Chrome users already have another feature-light viewer built into their browser that shares many of the advantages of SumatraPDF.

Still, Chrome 12 users can make the portable version of SumatraPDF their PDF viewer by first making it the default PDF viewer for Windows. Then, enter "about:plugins" in the address bar and disabling the Chrome PDF Viewer is self-explanatory. Doing so causes the browser to fall back on the default PDF viewer for the operating system. 

According to the online manual,

The "full installer" version includes a browser plugin for Firefox, Chrome and Opera (Internet Explorer is not supported). It's not installed by default so you have to use installer's options button to install it. You might need to configure the browser too: enable Sumatra's PDF plugin and disable PDF plugin from other programs.

The author says that SumatraPDF works with Windows XP, Vista and 7. The documentation at portableapps.com also mentions Windows 2000 and Wine under *nix.
The latest version of SumatraPDF is 1.6 and it was released May 31, 2011. 
By default, SumatraPDF automatically checks for updates when you run it, but this can be disabled with one of the six configuration options.

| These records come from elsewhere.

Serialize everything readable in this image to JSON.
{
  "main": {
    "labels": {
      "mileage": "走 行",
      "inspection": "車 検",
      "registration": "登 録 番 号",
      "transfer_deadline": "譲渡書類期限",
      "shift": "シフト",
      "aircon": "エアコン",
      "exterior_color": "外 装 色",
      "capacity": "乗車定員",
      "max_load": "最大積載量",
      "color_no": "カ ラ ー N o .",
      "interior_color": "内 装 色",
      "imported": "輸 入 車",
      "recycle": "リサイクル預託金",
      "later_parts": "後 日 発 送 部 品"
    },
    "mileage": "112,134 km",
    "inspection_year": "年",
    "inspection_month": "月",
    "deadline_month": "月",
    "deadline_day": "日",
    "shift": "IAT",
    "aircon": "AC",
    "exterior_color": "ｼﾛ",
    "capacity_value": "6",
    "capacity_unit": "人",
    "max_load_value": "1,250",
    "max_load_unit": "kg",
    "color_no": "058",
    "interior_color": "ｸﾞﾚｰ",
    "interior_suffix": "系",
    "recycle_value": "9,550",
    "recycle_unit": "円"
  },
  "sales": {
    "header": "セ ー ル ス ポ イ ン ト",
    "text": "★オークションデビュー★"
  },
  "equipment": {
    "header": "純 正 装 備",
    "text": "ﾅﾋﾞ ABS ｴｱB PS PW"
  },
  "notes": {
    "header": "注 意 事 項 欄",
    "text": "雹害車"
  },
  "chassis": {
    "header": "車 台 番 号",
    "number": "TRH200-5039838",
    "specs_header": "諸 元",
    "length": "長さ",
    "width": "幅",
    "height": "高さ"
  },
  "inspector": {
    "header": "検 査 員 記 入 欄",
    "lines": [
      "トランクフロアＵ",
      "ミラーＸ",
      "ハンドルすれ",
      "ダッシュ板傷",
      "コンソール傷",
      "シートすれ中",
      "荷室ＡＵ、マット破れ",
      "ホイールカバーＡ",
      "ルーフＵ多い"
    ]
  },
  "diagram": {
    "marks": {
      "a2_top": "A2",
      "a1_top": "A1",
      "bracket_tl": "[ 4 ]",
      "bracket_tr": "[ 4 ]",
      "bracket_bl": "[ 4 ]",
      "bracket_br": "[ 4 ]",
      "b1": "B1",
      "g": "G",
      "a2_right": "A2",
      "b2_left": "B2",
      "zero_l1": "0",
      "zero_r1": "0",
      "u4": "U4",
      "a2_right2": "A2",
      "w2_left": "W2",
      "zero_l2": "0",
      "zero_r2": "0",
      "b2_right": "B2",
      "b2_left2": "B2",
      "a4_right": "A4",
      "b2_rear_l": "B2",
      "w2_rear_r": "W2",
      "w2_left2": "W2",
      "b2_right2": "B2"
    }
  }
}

This is not to argue that Sumatra necessarily be the only PDF viewer installed, rather that it be the default PDF viewer. Certainly there will be times that you need one of the bells and whistles provided by a more fully-featured application. Fine.

Just start out safe.

*Even if JavaScript in PDFs was the only issue, you still need to disable it on every computer you come into contact with (in possibly more than one PDF viewer), hope that the next version/release of your PDF viewer doesn't re-enable it by default and know how to enable it again for the rare PDF that needs it. And, the argument to use unpopular software extends to the operating system too. The malicious PDF analyzed in the article targeted Windows. Mac and Linux users would have been safe.